As the Washington Post reported, It also revived questions about the measure’s fate in the Senate, where widespread disagreement remains among Republicans about how to proceed on health care. First, the Senate’s parliamentarian — or rules-keeper — cannot review the legislation and determine the rules of debate until the CBO submits its official estimate, which could take several more weeks to complete, according to congressional aides. That would mean that official Senate debate on the bill could not begin until June.
Depending on the CBO’s report, the Senate will either gag, actually throw up, or light its collective hair on fire and run around looking for a way out of the building.

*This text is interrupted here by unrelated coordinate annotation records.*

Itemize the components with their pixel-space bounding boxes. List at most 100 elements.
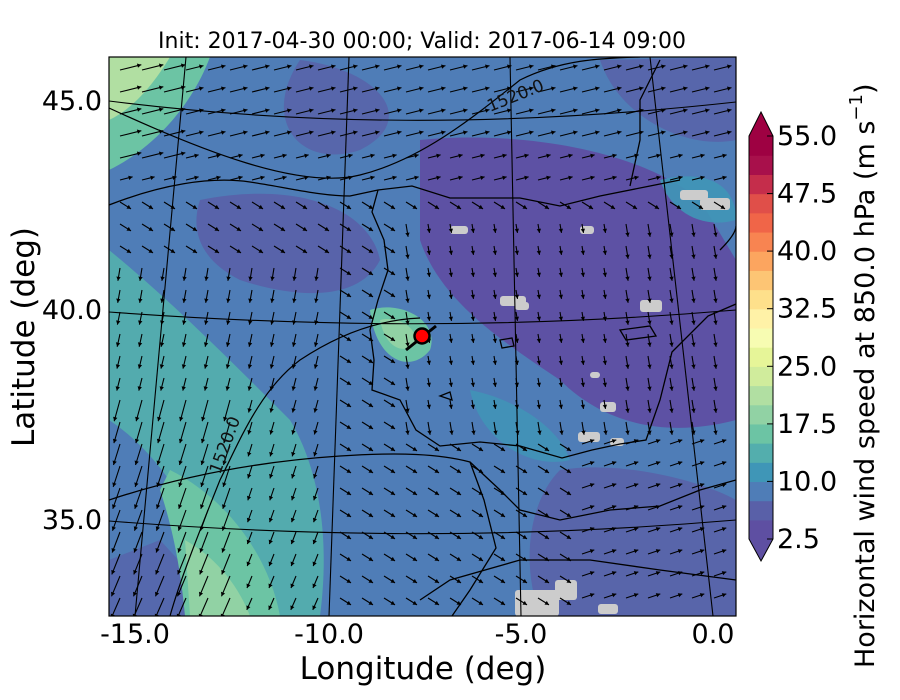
wind-vector	[713, 245, 718, 259]
wind-vector	[405, 531, 418, 540]
wind-vector	[246, 509, 253, 523]
wind-vector	[625, 289, 630, 303]
wind-vector	[160, 311, 165, 325]
wind-vector	[339, 311, 352, 320]
wind-vector	[625, 153, 639, 159]
x-tick-label: -10.0	[294, 619, 364, 650]
colorbar-tick-label: 47.5	[777, 179, 837, 210]
colorbar-segment	[749, 500, 773, 521]
wind-vector	[669, 311, 674, 325]
wind-vector	[339, 355, 352, 364]
wind-vector	[669, 333, 674, 347]
wind-vector	[383, 443, 396, 452]
wind-vector	[602, 311, 607, 321]
colorbar-extend-min	[749, 539, 773, 561]
wind-vector	[269, 399, 275, 413]
wind-vector	[691, 289, 696, 303]
wind-vector	[493, 130, 512, 137]
wind-vector	[246, 597, 253, 611]
wind-vector	[603, 201, 616, 210]
wind-vector	[200, 465, 209, 488]
colorbar-segment	[749, 174, 773, 195]
location-marker	[405, 324, 437, 352]
wind-vector	[383, 531, 396, 540]
coastline	[451, 461, 497, 616]
wind-vector	[537, 108, 556, 115]
wind-vector	[225, 377, 231, 391]
wind-vector	[361, 223, 374, 232]
wind-vector	[448, 333, 453, 343]
wind-vector	[203, 355, 209, 369]
wind-vector	[691, 201, 704, 210]
wind-vector	[470, 355, 475, 365]
colorbar-segment	[749, 327, 773, 348]
wind-vector	[185, 108, 204, 115]
wind-vector	[492, 289, 497, 299]
wind-vector	[493, 443, 506, 452]
wind-vector	[514, 377, 519, 387]
wind-vector	[295, 175, 309, 181]
wind-vector	[647, 355, 652, 369]
wind-vector	[625, 311, 630, 325]
wind-vector	[225, 355, 231, 369]
wind-vector	[691, 571, 705, 577]
wind-vector	[514, 399, 519, 409]
wind-vector	[251, 130, 270, 137]
wind-vector	[669, 201, 682, 210]
wind-vector	[558, 377, 563, 387]
wind-vector	[361, 531, 374, 540]
wind-vector	[691, 461, 705, 467]
colorbar-segment	[749, 193, 773, 214]
wind-speed-region	[109, 57, 170, 120]
wind-vector	[426, 377, 431, 387]
y-tick-label: 40.0	[42, 295, 102, 326]
wind-vector	[558, 355, 563, 365]
wind-vector	[163, 63, 186, 71]
wind-vector	[493, 597, 506, 606]
wind-vector	[470, 311, 475, 321]
wind-vector	[669, 86, 688, 93]
wind-vector	[625, 355, 630, 369]
wind-vector	[515, 597, 528, 606]
wind-vector	[138, 267, 143, 281]
wind-vector	[625, 130, 644, 137]
colorbar-tick-label: 55.0	[777, 121, 837, 152]
wind-vector	[226, 267, 231, 281]
wind-vector	[713, 505, 727, 511]
wind-vector	[581, 593, 595, 599]
wind-vector	[199, 531, 209, 553]
wind-vector	[383, 108, 402, 115]
colorbar-segment	[749, 423, 773, 444]
colorbar-segment	[749, 136, 773, 156]
wind-vector	[269, 421, 275, 435]
wind-vector	[427, 153, 441, 159]
wind-vector	[691, 311, 696, 325]
wind-vector	[427, 465, 440, 474]
wind-vector	[229, 223, 242, 232]
wind-vector	[603, 461, 617, 467]
wind-vector	[470, 377, 475, 387]
wind-vector	[515, 130, 534, 137]
wind-vector	[248, 289, 253, 303]
colorbar-tick-label: 32.5	[777, 294, 837, 325]
wind-vector	[204, 311, 209, 325]
wind-vector	[449, 108, 468, 115]
wind-vector	[223, 399, 231, 422]
wind-vector	[647, 505, 661, 511]
wind-vector	[470, 267, 475, 277]
wind-vector	[247, 399, 253, 413]
wind-vector	[200, 443, 209, 466]
wind-vector	[268, 509, 275, 523]
wind-vector	[291, 443, 297, 457]
wind-vector	[222, 443, 231, 466]
wind-vector	[251, 64, 270, 71]
wind-vector	[361, 289, 374, 298]
wind-vector	[426, 399, 431, 409]
wind-vector	[713, 593, 727, 599]
wind-vector	[647, 571, 661, 577]
wind-vector	[647, 201, 660, 210]
wind-vector	[559, 108, 578, 115]
wind-vector	[268, 597, 275, 611]
wind-vector	[558, 333, 563, 343]
wind-vector	[515, 487, 528, 496]
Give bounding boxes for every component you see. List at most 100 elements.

Once they have settled down and licked their wounds (and installed two new AA batteries in Mitch McConnell so at least his eyes blink and his lips move), the Senators (especially those up for reelection in 2018) will:
a.     take their own sweet time to figure out how not to look terrible back home, where many constituents have those pesky “pre-existing conditions” (like aging) or who actually need:
                                                 i.    ambulance services,
                                               ii.    pediatric care,
                                              iii.    maternity care,
                                              iv.    mental health services (which most of the nation will need, by the time this is all over),
                                               v.    prescription drugs (won’t we all want a bit of Xanax?),
                                             vi.    or cancer treatments, diabetes care, etc.
b.    hold some hearings on the Don’tCare bill (or their version of it);
c.    reassure their healthcare lobbyists that there will be plenty of profits in the Don’tCare bill for them (this is a crucial step: the insurance companies want to be sure they are financially covered in case they are ever diagnosed with the pre-existing condition known as morals);
d.    instruct their staffs to read what is actually in the Don’tCare bill they are considering and report back in one-page decision memos;
e.    join hands in a big circle on the Senate floor and listen to Bob Dylan’s “Blowing in the Wind” and John Lennon’s “Imagine” (just kidding);
f.     realize that the Memorial Day and Fourth of July recesses are fast-approaching and decide to do nothing until just before the Labor Day recess (oops, too late now…better wait until never); or…
g.    cobble together a compromise Don’tCare bill so distasteful to the House that once it goes to the House-Senate conference, the Freedom Caucus will implode, accidentally sucking Paul Ryan and Kevin McCarthy into the void;
h.    construct a tall fence around the entire Capitol building to fend off the millions of Don’tCare-ineligible citizens who are converging on the Congress with pitchforks and blazing torches, looking for Republican Senators and Representatives whose tattooed foreheads are, in Nancy Pelosi’s words, “glowing in the dark;”
i.      place an anonymous phone call to the White House informing Trump that the Capitol dog ate the Don’tCare bill and they have nothing to turn in.
3.    Instead of a signing ceremony for his Don’tCare bill, Trump sends Tomahawk missiles into the House and Senate office buildings, and everywhere else the intelligence services say Members of Congress are hiding, then blames the attack on the media and North Korea, launches nukes against CNN, the Post, the Times, and Pyongang, and claims a win.